Yaklaşık 6-7 yıldır eşine yardım eden Azra Durmaz, işlerinin zor olduğunu fakat zevkle yaptıklarını söyledi. Kurban Bayramı'ndan 2 ay önce yaşanan yoğunluğa gece gündüz çalışmalarına rağmen yetişmekte zorlanan aile, sadece sipariş üzerine çalışıyor. Annesi, kayınvalidesi ve kendisinin eşine yardım ederek siparişleri yetiştirmeye çalıştıklarını söyleyen Durmaz, "Gecemiz gündüzümüz yok diyebilirim o derece zor işimiz. Fakat aile içerisinde yaptıkça konuşa konuşa, sohbetle işimizi eğlenceli hale dönüştürüyoruz açıkçası. Gerçekten zor olan işimizi zevkle yapıyoruz. Bu yorgunluk, yaptığımız bıçakların, insanların görüp beğenmesi, sipariş vermesi, bıçaklar hakkında yapılan yorumları bizi daha çok motive ediyor. Bu şekilde ailecek çalışmaya devam ediyoruz. Özellikle annemle bu işi yapmak muhteşem bir duygu. İşimiz gerçekten çok zor. Her kadının yapmak isteyeceği ya da cesaret edebileceği bir iş değil ama hep birlikte olunca hem annem hem kayınvalidem, eşimle ailecek olunca gerçekten zorluğunu geçip, aldığımız zevk üzerine yoğunlaşıyoruz.  Bizim için yani günlük aktivite gibi bir şey. Bizim için yani sinemaya gitmek gibi lunaparka gitmek gibi bizi motive ediyor" diye konuştu. 

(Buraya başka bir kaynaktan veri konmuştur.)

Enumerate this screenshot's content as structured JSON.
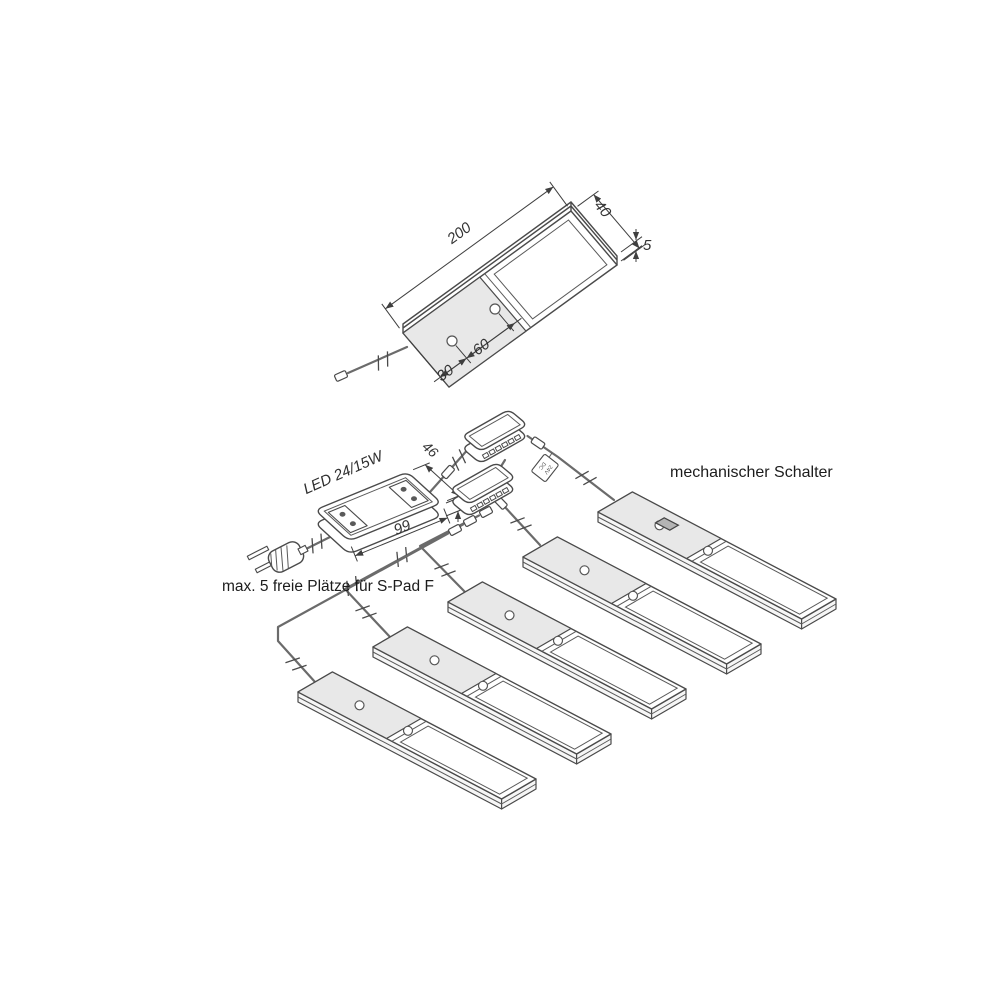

  Yapılan işin ata mesleği ve el emeği göz nuru olduğunu belirten kayınvalide Ümmü Durmaz ise ata mesleği olan bıçakçılığı kayınpederinden öğrendiğini sonra eşi ve büyük oğlunun yapmaya başladığını belirterek, "Sipariş üzerine çalışıyoruz ama bayram öncesi sürekli kurban bıçağı hazırladığımız için daha da fazla çalışıyoruz. Bağda bahçede çalışmaktan daha da zor. El emeği göz nuru yapması çok zor kolay bir şey değil. Çok pahalı gelebilir ama aslında pahalı değil. Bir sürü masrafı ve emeği var. Kolay bir şey değil" diye konuştu. 

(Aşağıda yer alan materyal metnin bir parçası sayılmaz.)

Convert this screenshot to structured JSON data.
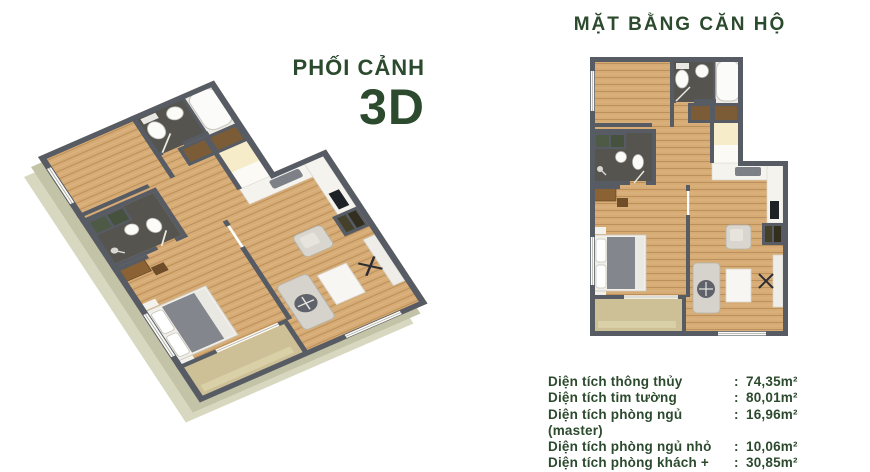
{
  "left_panel": {
    "title_line1": "PHỐI CẢNH",
    "title_line2": "3D"
  },
  "right_panel": {
    "title": "MẶT BẰNG CĂN HỘ",
    "measurements": [
      {
        "label": "Diện tích thông thủy",
        "sep": ":",
        "value": "74,35m²"
      },
      {
        "label": "Diện tích tim tường",
        "sep": ":",
        "value": "80,01m²"
      },
      {
        "label": "Diện tích phòng ngủ (master)",
        "sep": ":",
        "value": "16,96m²"
      },
      {
        "label": "Diện tích phòng ngủ nhỏ",
        "sep": ":",
        "value": "10,06m²"
      },
      {
        "label": "Diện tích phòng khách + bếp",
        "sep": ":",
        "value": "30,85m²"
      }
    ]
  },
  "colors": {
    "accent_green": "#2c4a2e",
    "wall": "#565b64",
    "wood_floor": "#d7ab74",
    "dark_tile": "#56544e",
    "balcony": "#cdc096",
    "balcony_step": "#d9d0a8",
    "cream_closet": "#f6ecc9",
    "white_fixture": "#fbfbf9",
    "shell_light": "#d8d8c1",
    "shell_shade": "#c3c3a7",
    "bed_blanket": "#83868d",
    "sofa": "#d5d3cb",
    "counter_white": "#f4f3ee",
    "cabinet_brown": "#7b5c36"
  }
}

  Bıçak imalatçısı Hüseyin Durmaz ise, ata mesleği orijinal Serik bıçakları imalatına yaklaşık 100-150 yıl önce dedesinin başladığını belirterek, "Gütmüş olduğu hayvanların boynuzlarından bıçak yapmaya başlıyor. Sonrasında babam öğreniyor ve diğer yakın çevremiz öğreniyor. Babam 2012 yılında rahmetli oldu. Fakat ben ata mesleğimizi devam ettiriyorum" dedi. 

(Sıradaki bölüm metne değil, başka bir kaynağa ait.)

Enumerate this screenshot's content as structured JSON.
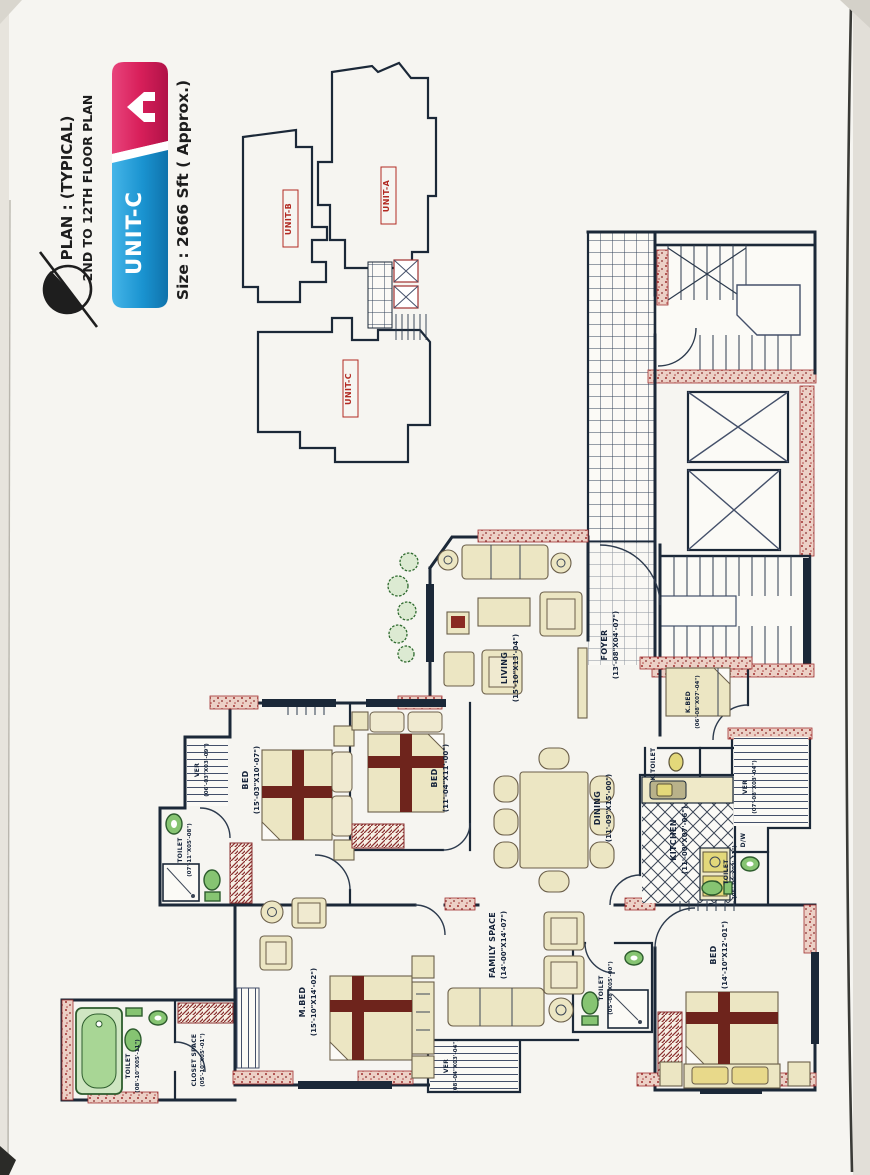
{
  "header": {
    "plan_title_line1": "PLAN : (TYPICAL)",
    "plan_title_line2": "2ND TO 12TH FLOOR PLAN",
    "unit_label": "UNIT-C",
    "size_label": "Size : 2666 Sft ( Approx.)"
  },
  "key_plan": {
    "unit_a": "UNIT-A",
    "unit_b": "UNIT-B",
    "unit_c": "UNIT-C"
  },
  "rooms": {
    "living": {
      "name": "LIVING",
      "dim": "(15'-10\"X13'-04\")"
    },
    "foyer": {
      "name": "FOYER",
      "dim": "(13'-08\"X04'-07\")"
    },
    "dining": {
      "name": "DINING",
      "dim": "(11'-09\"X15'-00\")"
    },
    "kitchen": {
      "name": "KITCHEN",
      "dim": "(11'-00\"X07'-06\")"
    },
    "kbed": {
      "name": "K.BED",
      "dim": "(06'-08\"X07'-04\")"
    },
    "ktoilet": {
      "name": "K.TOILET"
    },
    "ver_right": {
      "name": "VER",
      "dim": "(07'-08\"X03'-04\")"
    },
    "dw": {
      "name": "D/W"
    },
    "toilet_right": {
      "name": "TOILET",
      "dim": "(05'-00\"X03'-11\")"
    },
    "bed_right": {
      "name": "BED",
      "dim": "(14'-10\"X12'-01\")"
    },
    "toilet_family": {
      "name": "TOILET",
      "dim": "(05'-08\"X05'-00\")"
    },
    "family": {
      "name": "FAMILY SPACE",
      "dim": "(14'-00\"X14'-07\")"
    },
    "ver_bottom": {
      "name": "VER",
      "dim": "(08'-04\"X03'-04\")"
    },
    "mbed": {
      "name": "M.BED",
      "dim": "(15'-10\"X14'-02\")"
    },
    "toilet_master": {
      "name": "TOILET",
      "dim": "(08'-10\"X05'-11\")"
    },
    "closet": {
      "name": "CLOSET SPACE",
      "dim": "(05'-10\"X05'-01\")"
    },
    "toilet_left": {
      "name": "TOILET",
      "dim": "(07'-11\"X05'-08\")"
    },
    "ver_left": {
      "name": "VER",
      "dim": "(06'-03\"X03'-09\")"
    },
    "bed_left": {
      "name": "BED",
      "dim": "(15'-03\"X10'-07\")"
    },
    "bed_mid": {
      "name": "BED",
      "dim": "(11'-04\"X11'-00\")"
    }
  },
  "colors": {
    "banner_red": "#d81f5a",
    "banner_blue": "#1a93d0",
    "wall_navy": "#1b2838",
    "accent_red": "#a83428",
    "fixture_green": "#86c472",
    "furniture_khaki": "#ece6c3",
    "key_label_red": "#b22a22"
  }
}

  Günümüzde teknoloji geliştikçe lazer plazma kesim ve pres baskı bıçakların çoğaldığını, bu sebeple seri üretim yapan firmaların da  arttığını söyleyen Hüseyin Durmaz, "El yapımı bıçak imal eden çok kimse kalmadı. Bu sebeple orijinal yapımı ürün hatta kültürel bir ürün yapmış olduğum için çok yoğun aşırı bir talep var. Hatta eşim, annem hatta kayınvalidem bile yardımcı oluyorlar. Serik bıçaklarının çelikleri ham geliyor. Bundan yaklaşık 15 yıl öncesine kadar kara çelik dediğimiz paslanan çeliklerden Serik bıçağı yapılırdı. Fakat onunla eş değer sağlamlıkta olan paslanmaz çelikler, hijyen kuralları daha üst seviyede segmentte olduğu için paslanmaz çelikleri kullanıyoruz. Çeliğimizin makasla kesilmesi sonrasında dövülmesi, dinamoda çarkta tipinin verilmesi, elde yine gömme işlemi olarak yüzeyde markalamanın ve motiflerin işlenmesi gibi işlemlerin yanında bazı müşterilerin kendi isimlerini çelik üzerine işliyoruz. En son Antalya'mızda bulunan kızıl çam kömürlerinin içerisinde ocakta, elde körükte sulama işlemi yani ısıtma işlemini gerçekleştiriyoruz. Çeliğimiz sertliğini kazanıyor. Öncesinde bir yıl önce satın aldığımız boynuzların bir yıl kadar kuruma aşaması var. Sonrasında kurumuş olan boynuzları, kızıl çam üzerinde ısıtıyoruz. Yumuşaklığa kavuşan boynuzları mengene içerisinde kesiyoruz ve soğumaya bırakıyoruz. Daha sonra bıçağımızın sapı şeklinde tipini almış oluyor" şeklinde konuştu.